Doch das Entstehen neuer Bekanntschaften und das Engagement unter Gleichgesinnten lässt Roland Müller geradezu aufblühen. Seine Begeisterung ist deutlich spürbar: «Es ist extrem inspirierend, sich in Kreisen zu bewegen, in denen eine starke Solidarität und Energie spürbar ist, weil man an gemeinsamen Zielen arbeitet.» Er ist Mitglied im branchenübergreifenden Verband «Freie KMU», der im Januar gegründet wurde, um die Selbstbestimmung und Eigenverantwortung von KMUs zu fördern und die lokale Wirtschaft zu stärken.
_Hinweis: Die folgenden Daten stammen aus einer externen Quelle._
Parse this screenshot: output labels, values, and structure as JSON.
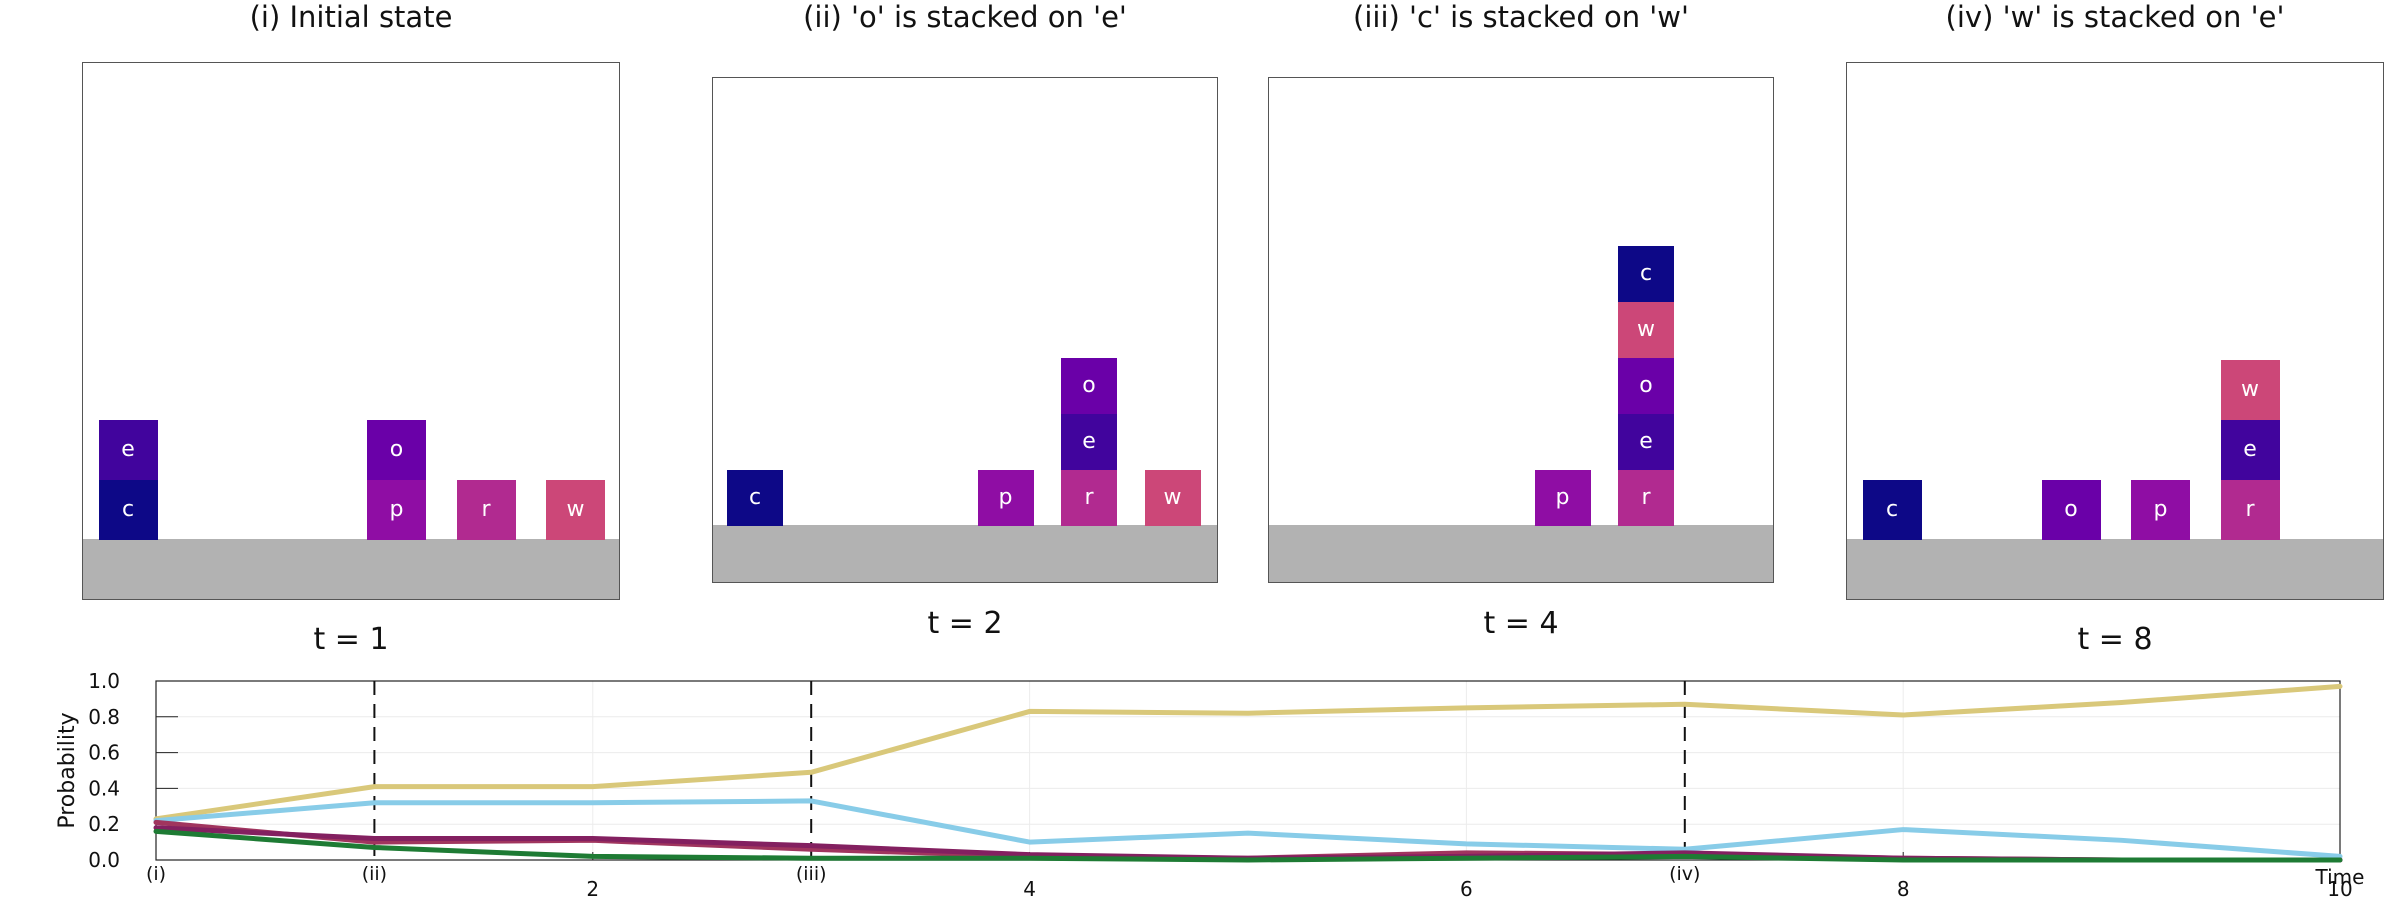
{
  "panels": [
    {
      "title": "(i) Initial state",
      "time_label": "t = 1",
      "columns": [
        [
          "c",
          "e"
        ],
        [],
        [],
        [
          "p",
          "o"
        ],
        [
          "r"
        ],
        [
          "w"
        ]
      ],
      "num_columns": 6
    },
    {
      "title": "(ii) 'o' is stacked on 'e'",
      "time_label": "t = 2",
      "columns": [
        [
          "c"
        ],
        [],
        [],
        [
          "p"
        ],
        [
          "r",
          "e",
          "o"
        ],
        [
          "w"
        ]
      ],
      "num_columns": 6
    },
    {
      "title": "(iii) 'c' is stacked on 'w'",
      "time_label": "t = 4",
      "columns": [
        [],
        [],
        [],
        [
          "p"
        ],
        [
          "r",
          "e",
          "o",
          "w",
          "c"
        ],
        []
      ],
      "num_columns": 6
    },
    {
      "title": "(iv) 'w' is stacked on 'e'",
      "time_label": "t = 8",
      "columns": [
        [
          "c"
        ],
        [],
        [
          "o"
        ],
        [
          "p"
        ],
        [
          "r",
          "e",
          "w"
        ],
        []
      ],
      "num_columns": 6
    }
  ],
  "block_colors": {
    "c": "#0d0887",
    "e": "#41049d",
    "o": "#6a00a8",
    "p": "#8f0da4",
    "r": "#b12a90",
    "w": "#cc4778"
  },
  "chart_data": {
    "type": "line",
    "ylabel": "Probability",
    "xlabel": "Time",
    "xlim": [
      0,
      10
    ],
    "ylim": [
      0,
      1
    ],
    "x_ticks": [
      2,
      4,
      6,
      8,
      10
    ],
    "y_ticks": [
      "0.0",
      "0.2",
      "0.4",
      "0.6",
      "0.8",
      "1.0"
    ],
    "event_markers": [
      {
        "x": 0,
        "label": "(i)"
      },
      {
        "x": 1,
        "label": "(ii)"
      },
      {
        "x": 3,
        "label": "(iii)"
      },
      {
        "x": 7,
        "label": "(iv)"
      }
    ],
    "x": [
      0,
      1,
      2,
      3,
      4,
      5,
      6,
      7,
      8,
      9,
      10
    ],
    "series": [
      {
        "color": "#d9c87a",
        "values": [
          0.23,
          0.41,
          0.41,
          0.49,
          0.83,
          0.82,
          0.85,
          0.87,
          0.81,
          0.88,
          0.97
        ]
      },
      {
        "color": "#88cce8",
        "values": [
          0.22,
          0.32,
          0.32,
          0.33,
          0.1,
          0.15,
          0.09,
          0.06,
          0.17,
          0.11,
          0.02
        ]
      },
      {
        "color": "#a0355e",
        "values": [
          0.21,
          0.1,
          0.11,
          0.06,
          0.02,
          0.01,
          0.04,
          0.03,
          0.01,
          0.0,
          0.0
        ]
      },
      {
        "color": "#832060",
        "values": [
          0.18,
          0.12,
          0.12,
          0.08,
          0.03,
          0.01,
          0.02,
          0.04,
          0.01,
          0.0,
          0.0
        ]
      },
      {
        "color": "#1e7b34",
        "values": [
          0.16,
          0.07,
          0.02,
          0.01,
          0.01,
          0.0,
          0.01,
          0.02,
          0.0,
          0.0,
          0.0
        ]
      }
    ]
  }
}
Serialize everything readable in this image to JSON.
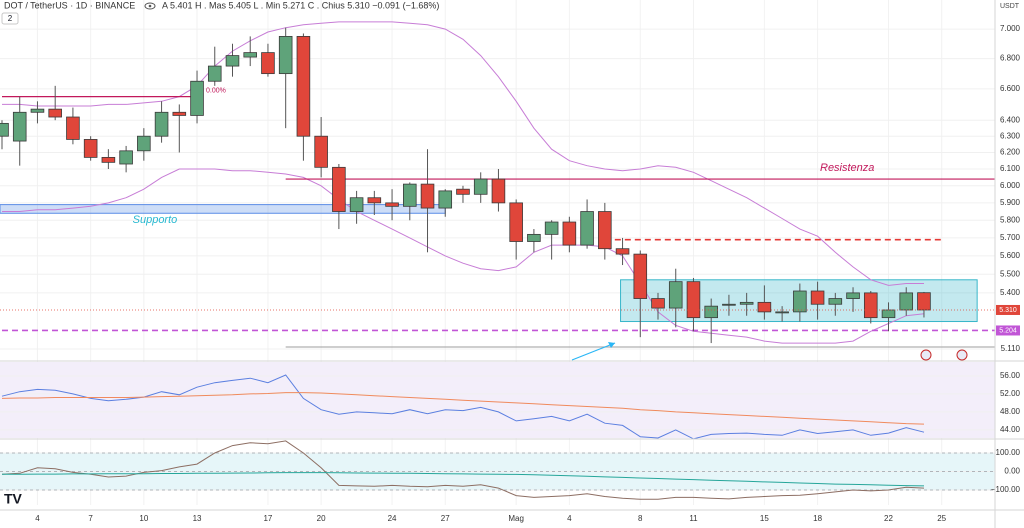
{
  "chart_data": [
    {
      "type": "candlestick",
      "title": "DOT / TetherUS · 1D · BINANCE",
      "subtitle": "A 5.401  H . Mas 5.405  L . Min 5.271  C . Chius 5.310  −0.091 (−1.68%)",
      "badge": "2",
      "currency": "USDT",
      "categories": [
        null,
        null,
        "4",
        null,
        null,
        "7",
        null,
        null,
        "10",
        null,
        null,
        "13",
        null,
        null,
        null,
        "17",
        null,
        null,
        "20",
        null,
        null,
        null,
        "24",
        null,
        null,
        "27",
        null,
        null,
        null,
        "Mag",
        null,
        null,
        "4",
        null,
        null,
        null,
        "8",
        null,
        null,
        "11",
        null,
        null,
        null,
        "15",
        null,
        null,
        "18",
        null,
        null,
        null,
        "22",
        null,
        null,
        "25"
      ],
      "open": [
        6.3,
        6.27,
        6.45,
        6.47,
        6.42,
        6.28,
        6.17,
        6.13,
        6.21,
        6.3,
        6.45,
        6.43,
        6.65,
        6.75,
        6.81,
        6.84,
        6.7,
        6.95,
        6.3,
        6.11,
        5.85,
        5.93,
        5.9,
        5.88,
        6.01,
        5.87,
        5.98,
        5.95,
        6.04,
        5.9,
        5.68,
        5.72,
        5.79,
        5.66,
        5.85,
        5.64,
        5.61,
        5.37,
        5.32,
        5.46,
        5.27,
        5.34,
        5.34,
        5.35,
        5.3,
        5.3,
        5.41,
        5.34,
        5.37,
        5.4,
        5.27,
        5.31,
        5.401,
        null
      ],
      "high": [
        6.4,
        6.55,
        6.52,
        6.62,
        6.48,
        6.3,
        6.22,
        6.24,
        6.35,
        6.52,
        6.5,
        6.72,
        6.88,
        6.9,
        6.95,
        6.9,
        7.01,
        6.97,
        6.42,
        6.13,
        5.97,
        5.97,
        5.98,
        6.02,
        6.22,
        5.98,
        6.0,
        6.08,
        6.1,
        5.92,
        5.75,
        5.8,
        5.82,
        5.92,
        5.9,
        5.7,
        5.63,
        5.4,
        5.53,
        5.48,
        5.37,
        5.39,
        5.4,
        5.44,
        5.33,
        5.45,
        5.46,
        5.4,
        5.43,
        5.41,
        5.35,
        5.43,
        5.405,
        null
      ],
      "low": [
        6.22,
        6.12,
        6.38,
        6.4,
        6.25,
        6.15,
        6.1,
        6.08,
        6.15,
        6.26,
        6.2,
        6.38,
        6.62,
        6.68,
        6.75,
        6.68,
        6.35,
        6.15,
        6.05,
        5.75,
        5.78,
        5.83,
        5.8,
        5.8,
        5.62,
        5.82,
        5.9,
        5.9,
        5.85,
        5.58,
        5.62,
        5.58,
        5.62,
        5.64,
        5.58,
        5.55,
        5.17,
        5.26,
        5.22,
        5.2,
        5.14,
        5.28,
        5.28,
        5.26,
        5.25,
        5.25,
        5.26,
        5.28,
        5.3,
        5.24,
        5.2,
        5.28,
        5.271,
        null
      ],
      "close": [
        6.38,
        6.45,
        6.47,
        6.42,
        6.28,
        6.17,
        6.14,
        6.21,
        6.3,
        6.45,
        6.43,
        6.65,
        6.75,
        6.82,
        6.84,
        6.7,
        6.95,
        6.3,
        6.11,
        5.85,
        5.93,
        5.9,
        5.88,
        6.01,
        5.87,
        5.97,
        5.95,
        6.04,
        5.9,
        5.68,
        5.72,
        5.79,
        5.66,
        5.85,
        5.64,
        5.61,
        5.37,
        5.32,
        5.46,
        5.27,
        5.33,
        5.34,
        5.35,
        5.3,
        5.3,
        5.41,
        5.34,
        5.37,
        5.4,
        5.27,
        5.31,
        5.4,
        5.31,
        null
      ],
      "up_color": "#5fa37a",
      "down_color": "#e0463a",
      "series": [
        {
          "color": "#c77dd6",
          "values": [
            6.5,
            6.5,
            6.49,
            6.49,
            6.49,
            6.49,
            6.5,
            6.5,
            6.51,
            6.52,
            6.55,
            6.62,
            6.75,
            6.85,
            6.92,
            6.98,
            7.01,
            7.03,
            7.04,
            7.05,
            7.05,
            7.05,
            7.05,
            7.04,
            7.03,
            7.0,
            6.93,
            6.82,
            6.68,
            6.52,
            6.35,
            6.22,
            6.15,
            6.12,
            6.1,
            6.09,
            6.1,
            6.12,
            6.11,
            6.08,
            6.03,
            5.98,
            5.93,
            5.87,
            5.81,
            5.75,
            5.71,
            5.62,
            5.54,
            5.47,
            5.44,
            5.45,
            5.45,
            null
          ]
        },
        {
          "color": "#c77dd6",
          "values": [
            5.85,
            5.85,
            5.86,
            5.86,
            5.87,
            5.88,
            5.9,
            5.93,
            5.98,
            6.05,
            6.1,
            6.1,
            6.1,
            6.09,
            6.09,
            6.08,
            6.07,
            6.05,
            6.0,
            5.92,
            5.85,
            5.8,
            5.75,
            5.7,
            5.65,
            5.6,
            5.56,
            5.53,
            5.52,
            5.54,
            5.62,
            5.66,
            5.66,
            5.66,
            5.65,
            5.6,
            5.45,
            5.3,
            5.23,
            5.2,
            5.19,
            5.18,
            5.17,
            5.15,
            5.14,
            5.14,
            5.14,
            5.14,
            5.15,
            5.2,
            5.24,
            5.28,
            5.29,
            null
          ]
        }
      ],
      "zones": [
        {
          "low": 5.84,
          "high": 5.89,
          "from": 0,
          "to": 25,
          "color": "#5b8de6",
          "label": "Supporto",
          "label_color": "#26b8d0"
        },
        {
          "low": 5.25,
          "high": 5.47,
          "from": 35,
          "to": 55,
          "color": "#37b6c9"
        }
      ],
      "levels": [
        {
          "value": 6.04,
          "from": 16,
          "to": 56,
          "color": "#c2185b",
          "label": "Resistenza"
        },
        {
          "value": 6.55,
          "from": 0,
          "to": 11,
          "color": "#c2185b",
          "label": "0.00%"
        },
        {
          "value": 5.69,
          "from": 34,
          "to": 53,
          "color": "#e53935",
          "dashed": true
        },
        {
          "value": 5.204,
          "from": 0,
          "to": 56,
          "color": "#c156d6",
          "dashed": true,
          "price_label": "5.204"
        },
        {
          "value": 5.12,
          "from": 16,
          "to": 56,
          "color": "#b0b0b0"
        }
      ],
      "last_price": {
        "value": 5.31,
        "label": "5.310",
        "color": "#e0463a"
      },
      "log": true,
      "grid": true,
      "ylim": [
        5.055,
        7.063
      ],
      "yticks": [
        {
          "value": 7.0,
          "label": "7.000"
        },
        {
          "value": 6.8,
          "label": "6.800"
        },
        {
          "value": 6.6,
          "label": "6.600"
        },
        {
          "value": 6.4,
          "label": "6.400"
        },
        {
          "value": 6.3,
          "label": "6.300"
        },
        {
          "value": 6.2,
          "label": "6.200"
        },
        {
          "value": 6.1,
          "label": "6.100"
        },
        {
          "value": 6.0,
          "label": "6.000"
        },
        {
          "value": 5.9,
          "label": "5.900"
        },
        {
          "value": 5.8,
          "label": "5.800"
        },
        {
          "value": 5.7,
          "label": "5.700"
        },
        {
          "value": 5.6,
          "label": "5.600"
        },
        {
          "value": 5.5,
          "label": "5.500"
        },
        {
          "value": 5.4,
          "label": "5.400"
        },
        {
          "value": 5.11,
          "label": "5.110"
        }
      ]
    },
    {
      "type": "line",
      "series": [
        {
          "color": "#5b7fe0",
          "values": [
            51.5,
            52.5,
            53.0,
            52.8,
            52.0,
            51.0,
            50.5,
            50.8,
            51.3,
            52.5,
            51.8,
            53.5,
            54.5,
            55.0,
            55.5,
            54.5,
            56.2,
            51.0,
            48.5,
            47.5,
            48.0,
            47.8,
            47.6,
            48.5,
            47.6,
            48.5,
            48.3,
            49.0,
            48.0,
            46.0,
            46.5,
            47.0,
            46.0,
            47.5,
            45.5,
            45.0,
            42.5,
            42.2,
            44.0,
            42.0,
            43.0,
            43.2,
            43.3,
            43.0,
            42.8,
            44.0,
            43.2,
            43.6,
            44.0,
            42.8,
            43.3,
            44.5,
            43.5,
            null
          ]
        },
        {
          "color": "#f08a5d",
          "values": [
            51.0,
            51.1,
            51.1,
            51.2,
            51.2,
            51.2,
            51.2,
            51.2,
            51.3,
            51.4,
            51.5,
            51.6,
            51.7,
            51.8,
            52.0,
            52.1,
            52.3,
            52.3,
            52.2,
            52.0,
            51.8,
            51.6,
            51.4,
            51.2,
            51.0,
            50.8,
            50.6,
            50.4,
            50.2,
            50.0,
            49.8,
            49.6,
            49.4,
            49.2,
            49.0,
            48.8,
            48.5,
            48.3,
            48.0,
            47.8,
            47.6,
            47.4,
            47.2,
            47.0,
            46.8,
            46.6,
            46.4,
            46.2,
            46.0,
            45.8,
            45.6,
            45.4,
            45.3,
            null
          ]
        }
      ],
      "background": "#f3eefa",
      "ylim": [
        42.2,
        59.1
      ],
      "yticks": [
        {
          "value": 56,
          "label": "56.00"
        },
        {
          "value": 52,
          "label": "52.00"
        },
        {
          "value": 48,
          "label": "48.00"
        },
        {
          "value": 44,
          "label": "44.00"
        }
      ]
    },
    {
      "type": "line",
      "series": [
        {
          "color": "#8d6e63",
          "values": [
            -15,
            -10,
            20,
            15,
            -5,
            -15,
            -30,
            -25,
            -5,
            5,
            25,
            40,
            100,
            140,
            155,
            150,
            165,
            100,
            20,
            -75,
            -78,
            -80,
            -75,
            -80,
            -82,
            -75,
            -80,
            -72,
            -90,
            -130,
            -140,
            -135,
            -130,
            -120,
            -135,
            -145,
            -150,
            -150,
            -140,
            -140,
            -145,
            -148,
            -140,
            -135,
            -130,
            -128,
            -120,
            -110,
            -100,
            -105,
            -100,
            -85,
            -90,
            null
          ]
        },
        {
          "color": "#26a69a",
          "values": [
            -15,
            -15,
            -14,
            -14,
            -13,
            -13,
            -12,
            -12,
            -12,
            -11,
            -11,
            -10,
            -10,
            -9,
            -8,
            -7,
            -6,
            -6,
            -6,
            -7,
            -8,
            -9,
            -10,
            -10,
            -11,
            -12,
            -13,
            -14,
            -15,
            -16,
            -18,
            -20,
            -23,
            -26,
            -29,
            -32,
            -35,
            -38,
            -41,
            -44,
            -47,
            -50,
            -53,
            -56,
            -59,
            -62,
            -65,
            -68,
            -70,
            -72,
            -74,
            -76,
            -78,
            null
          ]
        }
      ],
      "background": "#e6f6f9",
      "ylim": [
        -181,
        170
      ],
      "yticks": [
        {
          "value": 100,
          "label": "100.00"
        },
        {
          "value": 0,
          "label": "0.00"
        },
        {
          "value": -100,
          "label": "−100.00"
        }
      ]
    }
  ]
}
Auslöser für die Gründung des Verbandes waren die Covid-Massnahmen des Bundesrates im vergangenen Jahr gewesen, welche viele KMUs in existentielle Probleme gestürzt haben.
Zu den Zielen der «Freien KMUs» gehört, das Dorf- und Quartierleben wiederzubeleben und sich bei Einkäufen und Dienstleistungen gegenseitig zu berücksichtigen. Auf ihrer Website findet sich deshalb auch eine Lister aller Mitglieder. Auf der anderen Seite organisiert der Verband auch schweizweit regionale Informationsabende, um Menschen darauf zu sensibilisieren, wie wichtig der regionale Konsum und ein nachhaltiger Lebenswandel ist.
Gerade auch im letzten Bereich ist Roland Müller aktiv. «Ich habe diverse Veranstaltungen durchgeführt, und in der regionalen Verbandssektion suchen wir regelmässig das Gespräch mit dem Kantonsrat, dem Gemeinderat, Schulleitern oder anderen Gewerblern.» Durch die Covid-Krise hätten viele Menschen angefangen, sich über Politik Gedanken zu machen oder sich zu fragen, was überhaupt die Aufgabe eines Staates ist – und wie viel Eigenverantwortung man den Bürgerinnen und Bürgern zutrauen dürfe. Dies empfindet Müller als sehr positiv: «Plötzlich führen wir Gespräche über existenzielle Dinge, über Ethik und über Recht, statt nur Small Talk.»